Jesus, the Good Shepherd
I was in church not too long ago and the pastor was looking at John 10, all about Jesus the good shepherd. There re so many youth today without a shepherd. Then a thought struck me…
“Then Jesus said to them again, “Most assuredly, I say to you, I am the door of the sheep. All who ever came before Me are thieves and robbers, but the sheep did not hear them. I am the door. If anyone enters by Me, he will be saved, and will go in and out and find pasture. The thief does not come except to steal, and to kill, and to destroy. I have come that they may have life, and that they may have it more abundantly.
“I am the good shepherd. The good shepherd gives His life for the sheep. But a hireling, he who is not the shepherd, one who does not own the sheep, sees the wolf coming and leaves the sheep and flees; and the wolf catches the sheep and scatters them. The hireling flees because he is a hireling and does not care about the sheep. I am the good shepherd; and I know My sheep, and am known by My own. As the Father knows Me, even so I know the Father; and I lay down My life for the sheep. And other sheep I have which are not of this fold; them also I must bring, and they will hear My voice; and there will be one flock and one shepherd.
“Therefore My Father loves Me, because I lay down My life that I may take it again. No one takes it from Me, but I lay it down of Myself. I have power to lay it down, and I have power to take it again. This command I have received from My Father.” (John 10:7-18)

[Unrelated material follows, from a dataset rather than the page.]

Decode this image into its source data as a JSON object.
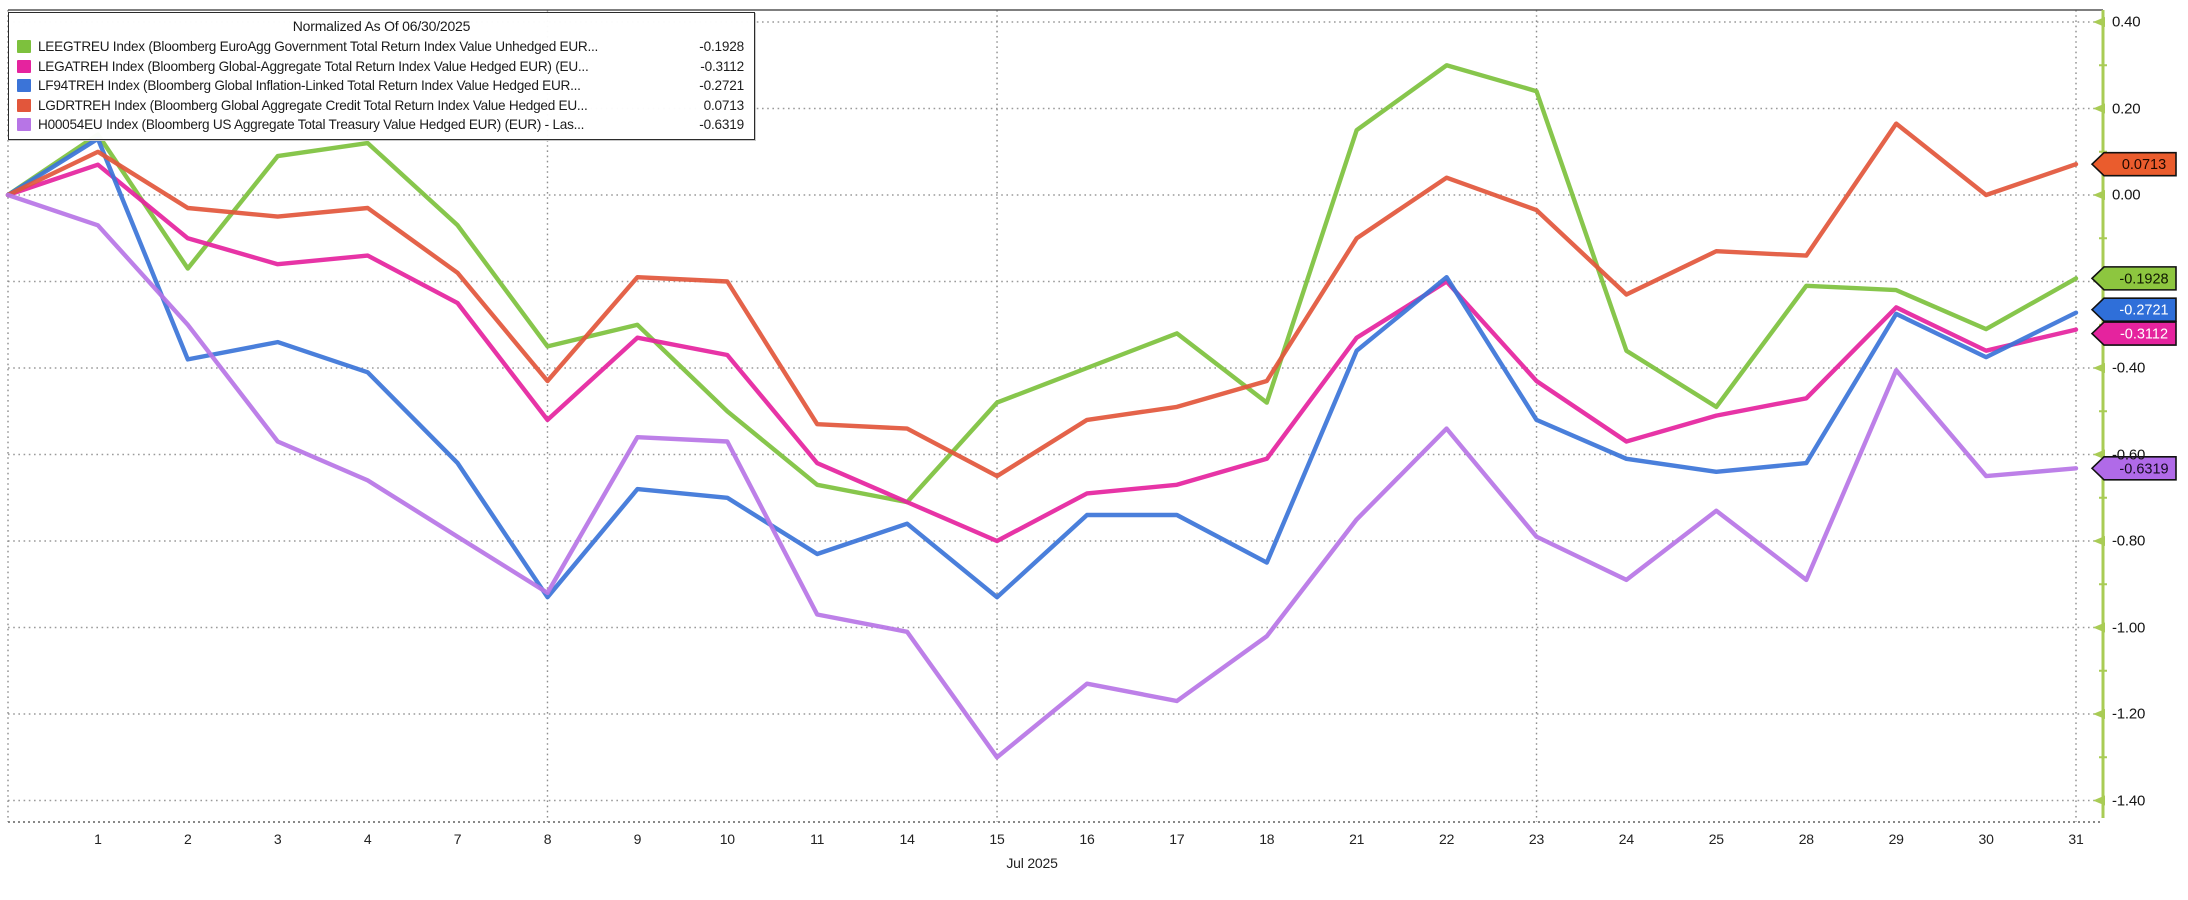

I suddenly had an insight — a key to the struggles of our youth today: youth today without a shepherd when they leave home. They become lost: following some phoney uni professor, some on-line celebrity or guru, or losing themselves with no one at all except their peers who are equally confused or utterly lost.
What is to be done to protect our youth?
A key to helping them before they leave home: ensure they have the Shepherd — their own relationship with Jesus.
This is not an easy thing to do. I don’t have all the answers, in fact perhaps I have none. I am a parent and I am downloading all I can into my child before he goes off on his own, so that he can make informed choices. And yet, ultimately, I have to let him go…
But I have given him keys
I have not taken for granted that he is saved, though I do think he is; he’s certainly prayed the prayer. I have not forced him to make godly choices but have taught him how to read scripture, and have told him from a young age that we are a product of our choices… He’s had a lot of exposure to Proverbs! I have loved him… this is the most important thing… unconditionally and have told him GOD does too. And I have helped him to understand the Bible — not only Bible stories from childhood, but actual theology, what is actually in the book so he can refute attack. I have helped him to know the Father GOD, creator of the universe. I have introduced him to Jesus GOD’s son. And I have explained how the Holy Spirit operates as GOD too.
And perhaps the most important key of all is that I have tried to leave him alone to relate to GOD his own way. This is the hardest piece as a parent, but absolutely essential, I think, as a shepherd. Jesus came to folk and he allowed them to come to him. But he didn’t always ask them literally to follow… sometimes they had to go to their village, or to their leaders instead. Sometimes he trusted them to “go and sin no more”.
Hireling v Shepherd
Our young people are innocent, but they don’t know it. They are fodder for fools and we the shepherds must enable them to be in the world but not of the fodder. And most of all, we must pray that they will develop their own relationship so that they will be carried by Him when they need him most.
Oh Father, help us to entrust our children to You and to Jesus the good shepherd, and to develop an ear for your Holy Spirit voice: the comforter and the convictor, when they venture out into the world. In Jesus’ name, Amen.